Ou nem isso, já que não existe a prova material definitiva, um vídeo que mostrasse claramente o que houve na noite em que o estupro ou a agressão teria acontecido. E, pode-se ainda acrescentar, em alguns casos, mesmo tal prova material seria incapaz de provar definitivamente um ponto, pois a dúvida retornaria na interpretação do fato.
Contudo, nem toda essa espessa névoa de ceticismo impediu que se cavassem trincheiras. O velho machismo acionou o modo turbo e chafurdou em memes zombando da “piranha”, vídeos pornôs que supostamente provariam que a acusadora era uma “piranha” (e que na verdade eram vídeos de outras “piranhas”), toda uma linguagem reproduzindo o machismo de manual, dos termos às premissas.

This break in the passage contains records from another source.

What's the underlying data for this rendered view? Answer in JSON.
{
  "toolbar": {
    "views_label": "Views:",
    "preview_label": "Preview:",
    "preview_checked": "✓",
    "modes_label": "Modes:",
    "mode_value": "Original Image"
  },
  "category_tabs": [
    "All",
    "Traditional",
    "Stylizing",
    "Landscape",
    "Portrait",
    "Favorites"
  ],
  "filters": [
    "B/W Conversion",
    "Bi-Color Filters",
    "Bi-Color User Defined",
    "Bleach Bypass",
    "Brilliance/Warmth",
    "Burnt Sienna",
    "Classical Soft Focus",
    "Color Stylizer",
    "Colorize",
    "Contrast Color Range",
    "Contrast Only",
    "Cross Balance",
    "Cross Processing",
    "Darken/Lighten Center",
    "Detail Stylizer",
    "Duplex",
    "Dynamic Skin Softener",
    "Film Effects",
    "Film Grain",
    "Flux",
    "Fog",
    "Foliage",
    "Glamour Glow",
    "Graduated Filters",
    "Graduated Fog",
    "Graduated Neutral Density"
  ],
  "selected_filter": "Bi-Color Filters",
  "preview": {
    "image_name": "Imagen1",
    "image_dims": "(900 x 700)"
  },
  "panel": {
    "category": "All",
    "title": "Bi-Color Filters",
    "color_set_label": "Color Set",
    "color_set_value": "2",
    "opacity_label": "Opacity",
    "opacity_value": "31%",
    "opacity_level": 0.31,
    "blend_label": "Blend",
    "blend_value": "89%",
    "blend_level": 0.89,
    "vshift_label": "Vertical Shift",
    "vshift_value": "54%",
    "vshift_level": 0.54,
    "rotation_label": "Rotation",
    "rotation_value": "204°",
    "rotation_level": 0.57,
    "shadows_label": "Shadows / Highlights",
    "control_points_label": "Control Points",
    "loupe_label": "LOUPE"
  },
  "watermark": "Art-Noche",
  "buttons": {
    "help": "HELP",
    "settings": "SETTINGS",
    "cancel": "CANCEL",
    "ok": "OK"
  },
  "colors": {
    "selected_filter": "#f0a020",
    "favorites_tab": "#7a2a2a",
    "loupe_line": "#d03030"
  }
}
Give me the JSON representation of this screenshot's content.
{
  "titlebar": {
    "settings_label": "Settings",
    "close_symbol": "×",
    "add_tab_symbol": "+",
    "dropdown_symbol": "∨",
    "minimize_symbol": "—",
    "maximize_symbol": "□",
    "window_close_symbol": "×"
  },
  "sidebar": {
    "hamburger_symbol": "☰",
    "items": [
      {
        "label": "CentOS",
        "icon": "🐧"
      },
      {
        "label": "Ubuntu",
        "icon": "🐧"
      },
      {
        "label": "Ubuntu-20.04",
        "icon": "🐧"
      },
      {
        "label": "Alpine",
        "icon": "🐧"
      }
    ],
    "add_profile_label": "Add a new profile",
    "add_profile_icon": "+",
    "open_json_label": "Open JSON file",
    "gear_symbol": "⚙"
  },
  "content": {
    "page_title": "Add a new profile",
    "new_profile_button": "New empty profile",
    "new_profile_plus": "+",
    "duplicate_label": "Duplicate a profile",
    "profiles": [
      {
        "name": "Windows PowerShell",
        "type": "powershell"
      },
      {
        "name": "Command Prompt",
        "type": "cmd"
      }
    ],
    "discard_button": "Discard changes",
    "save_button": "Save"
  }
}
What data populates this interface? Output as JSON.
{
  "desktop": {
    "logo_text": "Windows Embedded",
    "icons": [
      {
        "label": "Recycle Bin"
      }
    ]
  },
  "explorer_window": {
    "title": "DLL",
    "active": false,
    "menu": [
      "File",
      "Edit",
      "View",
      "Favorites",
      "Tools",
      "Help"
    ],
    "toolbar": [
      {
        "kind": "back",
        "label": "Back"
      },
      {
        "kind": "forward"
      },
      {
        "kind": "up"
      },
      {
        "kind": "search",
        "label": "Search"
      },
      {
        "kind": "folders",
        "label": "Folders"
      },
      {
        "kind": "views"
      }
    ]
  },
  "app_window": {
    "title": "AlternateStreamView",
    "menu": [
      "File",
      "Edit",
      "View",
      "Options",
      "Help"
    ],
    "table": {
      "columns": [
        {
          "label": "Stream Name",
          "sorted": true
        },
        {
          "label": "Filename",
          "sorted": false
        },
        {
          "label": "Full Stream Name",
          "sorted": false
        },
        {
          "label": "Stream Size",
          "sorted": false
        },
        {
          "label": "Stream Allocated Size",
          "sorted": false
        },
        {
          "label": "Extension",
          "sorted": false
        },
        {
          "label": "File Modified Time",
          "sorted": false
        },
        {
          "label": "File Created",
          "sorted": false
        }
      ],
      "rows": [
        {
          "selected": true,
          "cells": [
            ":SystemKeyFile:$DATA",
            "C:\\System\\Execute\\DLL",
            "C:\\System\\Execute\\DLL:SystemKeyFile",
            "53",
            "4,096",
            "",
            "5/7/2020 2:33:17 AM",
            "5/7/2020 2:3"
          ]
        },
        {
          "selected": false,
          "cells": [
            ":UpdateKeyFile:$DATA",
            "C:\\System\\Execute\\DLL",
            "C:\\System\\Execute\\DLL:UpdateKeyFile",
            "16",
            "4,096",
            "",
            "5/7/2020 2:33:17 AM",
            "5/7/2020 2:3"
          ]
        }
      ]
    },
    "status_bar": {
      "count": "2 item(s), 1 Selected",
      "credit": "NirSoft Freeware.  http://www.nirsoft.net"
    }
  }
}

Como o preconceito está em alta nos Poderes de Brasília, não faltaram deputados defendendo abertamente o craque da Seleção. Um deles chegou a protocolar na Câmara um projeto de lei com a proposta de agravar a pena de denúncia caluniosa de crime sexual. O PL foi batizado informalmente de Lei Neymar da Penha, num gesto histriônico de falsa simetria (pois nada foi provado a favor de Neymar, ao contrário do que aconteceu com a Maria que viria a dar nome à lei tão fundamental). Last, but not least, o presidente da República não perdeu a chance de reafirmar seu compromisso com o preconceito e saiu em defesa do “garoto” Ney.
Do outro lado, o Comitê Latino-Americano e do Caribe para a Defesa dos Direitos da Mulher anunciou a desfiliação da advogada Maíra Fernandes, em razão de ela ter entrado para a defesa de Neyrnar. A premissa em jogo aqui é que uma mulher deve se alinhar, a priori, a outra mulher. Ora, a justiça é incompatível com esse pleito de incondicionalidade. Fazer justiça implica precisamente condicionar determinadas premissas, regras e perspectivas às circunstâncias de um caso particular.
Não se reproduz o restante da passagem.